Single by Polo G

from the album Die a Legend
- Released: November 30, 2018
- Recorded: 2018
- Length: 3:02
- Label: Columbia
- Songwriters: Taurus Bartlett; Jahmere Tylon;
- Producer: Ayo

Polo G singles chronology
| "Hollywood" (2018) | "Finer Things" (2018) | "Growing Pains" (2018) |

Music video
- "Finer Things" on YouTube

= Finer Things (Polo G song) =

Single by Polo G

"Finer Things" is a song by American rapper Polo G. It was first released in August 2018, before being released through streaming services on November 30, 2018. Upon the song's release, it gained millions of streams and views, helping Polo G rise to fame. The song is also the lead single from his debut studio album Die a Legend (2019).
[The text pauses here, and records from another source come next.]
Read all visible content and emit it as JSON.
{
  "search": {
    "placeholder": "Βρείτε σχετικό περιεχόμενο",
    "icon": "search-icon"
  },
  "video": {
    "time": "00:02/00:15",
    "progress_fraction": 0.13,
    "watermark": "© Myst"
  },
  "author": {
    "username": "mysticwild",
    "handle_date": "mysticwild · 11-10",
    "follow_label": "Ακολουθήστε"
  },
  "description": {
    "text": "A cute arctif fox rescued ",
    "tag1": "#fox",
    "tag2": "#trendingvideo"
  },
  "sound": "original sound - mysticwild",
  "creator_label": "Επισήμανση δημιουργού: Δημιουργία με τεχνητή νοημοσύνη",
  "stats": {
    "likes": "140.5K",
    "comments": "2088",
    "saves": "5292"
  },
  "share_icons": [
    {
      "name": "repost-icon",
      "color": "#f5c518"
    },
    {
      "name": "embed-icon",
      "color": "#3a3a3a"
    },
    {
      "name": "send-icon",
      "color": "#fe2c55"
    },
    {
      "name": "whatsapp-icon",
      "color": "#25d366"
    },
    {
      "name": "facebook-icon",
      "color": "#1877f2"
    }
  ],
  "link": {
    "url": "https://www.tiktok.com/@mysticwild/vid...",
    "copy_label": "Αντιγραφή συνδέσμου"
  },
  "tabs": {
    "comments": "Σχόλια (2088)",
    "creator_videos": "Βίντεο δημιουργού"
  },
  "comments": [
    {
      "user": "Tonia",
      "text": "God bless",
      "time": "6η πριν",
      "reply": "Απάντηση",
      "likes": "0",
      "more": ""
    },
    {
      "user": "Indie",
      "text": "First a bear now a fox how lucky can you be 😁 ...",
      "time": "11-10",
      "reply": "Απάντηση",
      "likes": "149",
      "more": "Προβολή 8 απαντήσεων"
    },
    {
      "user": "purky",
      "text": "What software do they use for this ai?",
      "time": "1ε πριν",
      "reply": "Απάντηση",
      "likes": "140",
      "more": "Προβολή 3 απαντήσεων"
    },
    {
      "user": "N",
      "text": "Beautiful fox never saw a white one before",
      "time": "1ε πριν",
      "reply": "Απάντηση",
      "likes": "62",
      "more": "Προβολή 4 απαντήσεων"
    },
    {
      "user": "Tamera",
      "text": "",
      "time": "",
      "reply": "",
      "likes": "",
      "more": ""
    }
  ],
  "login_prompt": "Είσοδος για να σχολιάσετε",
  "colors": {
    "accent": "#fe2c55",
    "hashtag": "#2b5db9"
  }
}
==Background and composition==
Polo G wrote the song in the middle of 2018, while he was in jail. The song marks the beginning of his adoption of a melodic approach to rapping, distinct from his drill style. It features piano in the production, over which Polo sings about his pain and trauma from the frequent violence in the streets, as well as departing from his past and starting a new life.

==Music video==
A music video for the song was released in August 2018. It sees Polo G on the streets with his friends, as well as interspersed clips of him and his family at a beach.

==Certifications==

| Region | Certification | Certified units/sales |
| Canada (Music Canada) | 2× Platinum | 160,000^{‡} |
| United Kingdom (BPI) | Silver | 200,000^{‡} |
| United States (RIAA) | 3× Platinum | 3,000,000^{‡} |
^{‡} Sales+streaming figures based on certification alone.